Mercedes-Benz C-klasse
Waar de buitenkant aan de behoudende kant is, ging het interieur er wel behoorlijk op vooruit. Met name de boog bovenaan het dashboard bij de voorruit valt op, een detail dat later ook zijn weg heeft gevonden naar onder meer de Jaguar XJ, Audi A6 en Seat Leon. Daarnaast oogt het dashboard wat minder rechttoe-rechtaan dan in de 190. Ook kwamen zaken als climatecontrol en een cd-wisselaar naar de middenklasser van Mercedes. Qua veiligheidssystemen was ABS altijd standaard. ASR, de tractiecontrole van Mercedes, werd in 1998 standaard op alle modellen.
Meer dan enkel viercilinders
Op het gebied van motoren kende de W202 in ieder geval een grotere veelzijdigheid dan de C-klasse die er nu aan zit te komen. Straks bestaat de keuze namelijk alleen nog maar uit viercilinders. In de eerste C-klasse bestond de onderkant van het aanbod uit viercilinders, maar hoger op de ladder stonden de zes- en achtcilinders. Bij de diesels was de 150 pk sterke C 250 Turbodiesel met zijn 2,5-liter vijfcilinder de rangetopper. Op dieselgebied bestond de modernisering verder uit de toevoeging van de CDI-motoren in 1997, die betere prestaties leverden en efficiënter waren dan de eerdere diesels.
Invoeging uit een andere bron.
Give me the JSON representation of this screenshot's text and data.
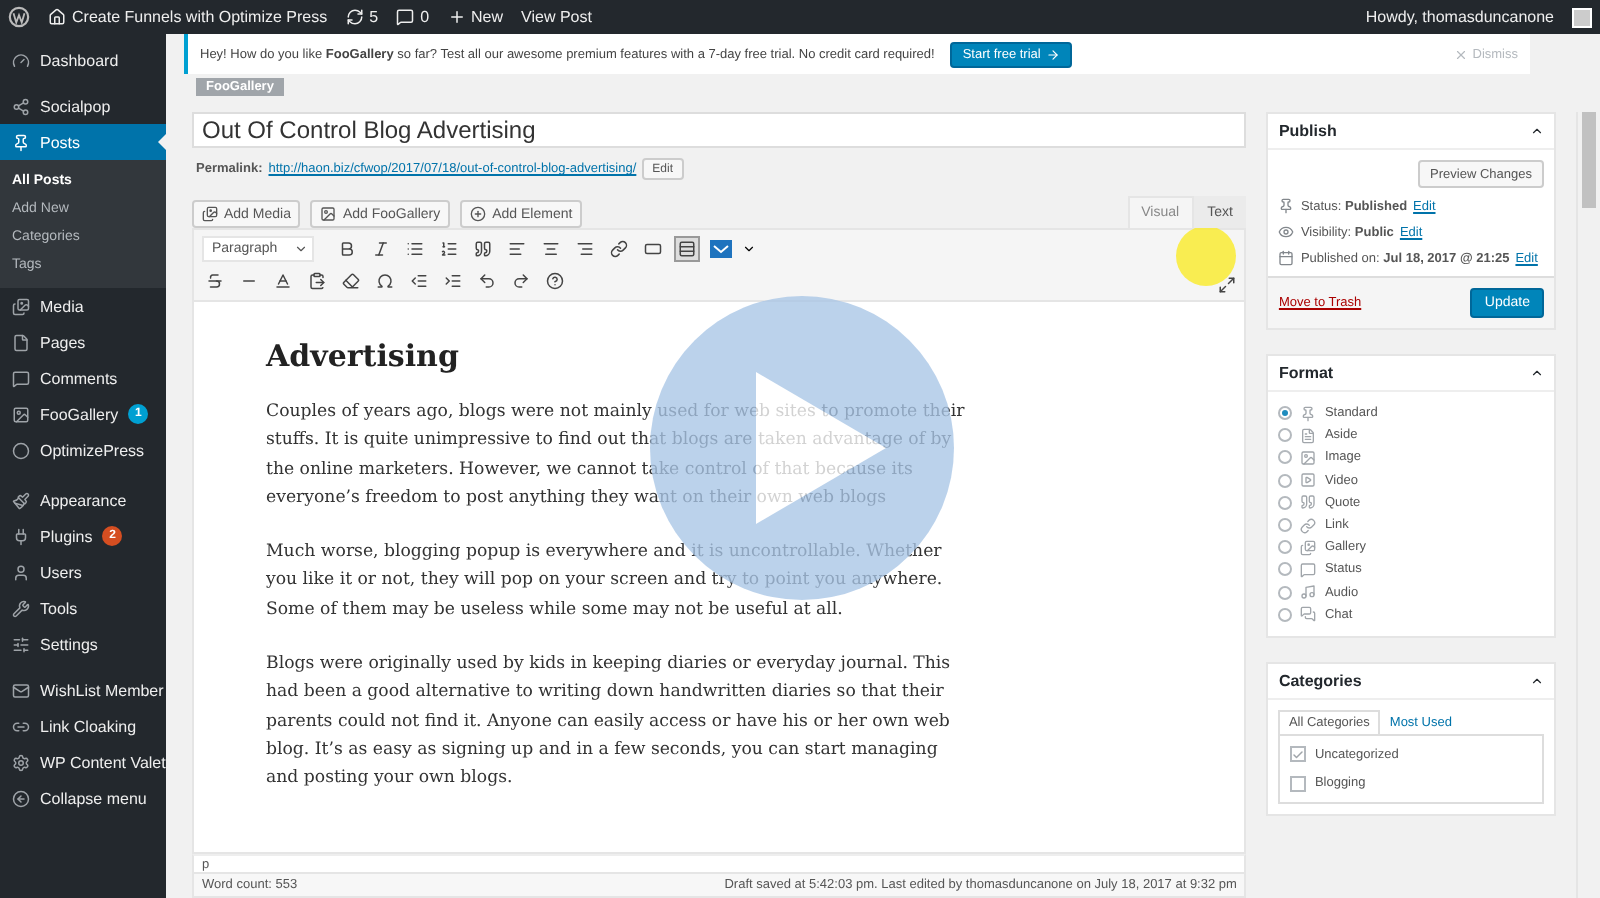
{
  "admin_bar": {
    "site": "Create Funnels with Optimize Press",
    "updates": "5",
    "comments": "0",
    "new": "New",
    "view": "View Post",
    "howdy": "Howdy, thomasduncanone"
  },
  "sidebar": {
    "groups": [
      [
        {
          "label": "Dashboard",
          "selected": false
        }
      ],
      [
        {
          "label": "Socialpop",
          "selected": false
        },
        {
          "label": "Posts",
          "selected": true,
          "children": [
            {
              "label": "All Posts",
              "selected": true
            },
            {
              "label": "Add New",
              "selected": false
            },
            {
              "label": "Categories",
              "selected": false
            },
            {
              "label": "Tags",
              "selected": false
            }
          ]
        },
        {
          "label": "Media",
          "selected": false
        },
        {
          "label": "Pages",
          "selected": false
        },
        {
          "label": "Comments",
          "selected": false
        },
        {
          "label": "FooGallery",
          "selected": false,
          "badge": {
            "text": "1",
            "color": "#00a0d2"
          }
        },
        {
          "label": "OptimizePress",
          "selected": false
        }
      ],
      [
        {
          "label": "Appearance",
          "selected": false
        },
        {
          "label": "Plugins",
          "selected": false,
          "badge": {
            "text": "2",
            "color": "#d54e21"
          }
        },
        {
          "label": "Users",
          "selected": false
        },
        {
          "label": "Tools",
          "selected": false
        },
        {
          "label": "Settings",
          "selected": false
        }
      ],
      [
        {
          "label": "WishList Member",
          "selected": false
        },
        {
          "label": "Link Cloaking",
          "selected": false
        },
        {
          "label": "WP Content Valet",
          "selected": false
        },
        {
          "label": "Collapse menu",
          "selected": false
        }
      ]
    ]
  },
  "notice": {
    "text": "Hey! How do you like **FooGallery** so far? Test all our awesome premium features with a 7-day free trial. No credit card required!",
    "button": "Start free trial",
    "dismiss": "Dismiss"
  },
  "tag": "FooGallery",
  "editor": {
    "title": "Out Of Control Blog Advertising",
    "permalink_label": "Permalink:",
    "permalink": "http://haon.biz/cfwop/2017/07/18/out-of-control-blog-advertising/",
    "permalink_edit": "Edit",
    "media_buttons": [
      "Add Media",
      "Add FooGallery",
      "Add Element"
    ],
    "tabs": [
      {
        "label": "Visual",
        "selected": true
      },
      {
        "label": "Text",
        "selected": false
      }
    ],
    "format_select": "Paragraph",
    "toolbar_toggle_on": true,
    "heading": "Advertising",
    "paragraphs": [
      "Couples of years ago, blogs were not mainly used for web sites to promote their stuffs. It is quite unimpressive to find out that blogs are taken advantage of by the online marketers. However, we cannot take control of that because its everyone’s freedom to post anything they want on their own web blogs",
      "Much worse, blogging popup is everywhere and it is uncontrollable. Whether you like it or not, they will pop on your screen and try to point you anywhere. Some of them may be useless while some may not be useful at all.",
      "Blogs were originally used by kids in keeping diaries or everyday journal. This had been a good alternative to writing down handwritten diaries so that their parents could not find it. Anyone can easily access or have his or her own web blog. It’s as easy as signing up and in a few seconds, you can start managing and posting your own blogs."
    ],
    "path": "p",
    "word_count": "Word count: 553",
    "status": "Draft saved at 5:42:03 pm. Last edited by thomasduncanone on July 18, 2017 at 9:32 pm"
  },
  "publish": {
    "title": "Publish",
    "preview": "Preview Changes",
    "rows": [
      {
        "text": "Status: **Published**",
        "edit": "Edit"
      },
      {
        "text": "Visibility: **Public**",
        "edit": "Edit"
      },
      {
        "text": "Published on: **Jul 18, 2017 @ 21:25**",
        "edit": "Edit"
      }
    ],
    "trash": "Move to Trash",
    "update": "Update"
  },
  "format": {
    "title": "Format",
    "options": [
      {
        "label": "Standard",
        "selected": true
      },
      {
        "label": "Aside",
        "selected": false
      },
      {
        "label": "Image",
        "selected": false
      },
      {
        "label": "Video",
        "selected": false
      },
      {
        "label": "Quote",
        "selected": false
      },
      {
        "label": "Link",
        "selected": false
      },
      {
        "label": "Gallery",
        "selected": false
      },
      {
        "label": "Status",
        "selected": false
      },
      {
        "label": "Audio",
        "selected": false
      },
      {
        "label": "Chat",
        "selected": false
      }
    ]
  },
  "categories": {
    "title": "Categories",
    "tabs": [
      {
        "label": "All Categories",
        "selected": true
      },
      {
        "label": "Most Used",
        "selected": false
      }
    ],
    "items": [
      {
        "label": "Uncategorized",
        "checked": true
      },
      {
        "label": "Blogging",
        "checked": false
      }
    ]
  }
}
Het ware vuurwerk bestond bij de W202 uit de AMG-modellen, die uiteindelijk het startschot vormden voor een langlopende traditie. In 1996 verscheen de C 36 AMG op het toneel, die een 3,6-liter zescilinder lijnmotor met 276 pk onder de kap had. Daarmee knalde hij in 5,8 seconden naar de 100 km/h en reed hij bij 250 km/h zijn snelheidsbegrenzer in. Twee jaar later kwam de overtreffende trap in de vorm van de C43 AMG, die met zijn 4,3-liter V8 310 pk op zijn achterwielen losliet. Ondanks zijn grotere motor was de 43 niet eens zo heel veel krachtiger dan de 36. Leuk weetje: de C43 AMG was de allereerste C-klasse ooit met een V8.
Elektrisch experiment
De nieuwe C-klasse komt er voor zover bekend niet als volledig elektrisch model, maar van de W202 bestond deze wel. Hij was alleen niet beschikbaar voor de consument. Mercedes experimenteerde in de jaren 90 met elektrische auto’s op het Duitse eiland Rügen. De elektrische W202 was in feite een doorontwikkeling van de elektrische 190, waarbij Mercedes de opgedane kennis gebruikte om het formaat van de accu’s te verkleinen. Zijn actieradius was met 110 kilometer onveranderd ten opzichte van de 190 op stroom. Een volledig elektrische C-klasse is daarna nooit op de markt gekomen, maar gezien de toenemende elektrificatie binnen de auto-industrie lijkt een C-klasse EV in de toekomst haast onvermijdelijk.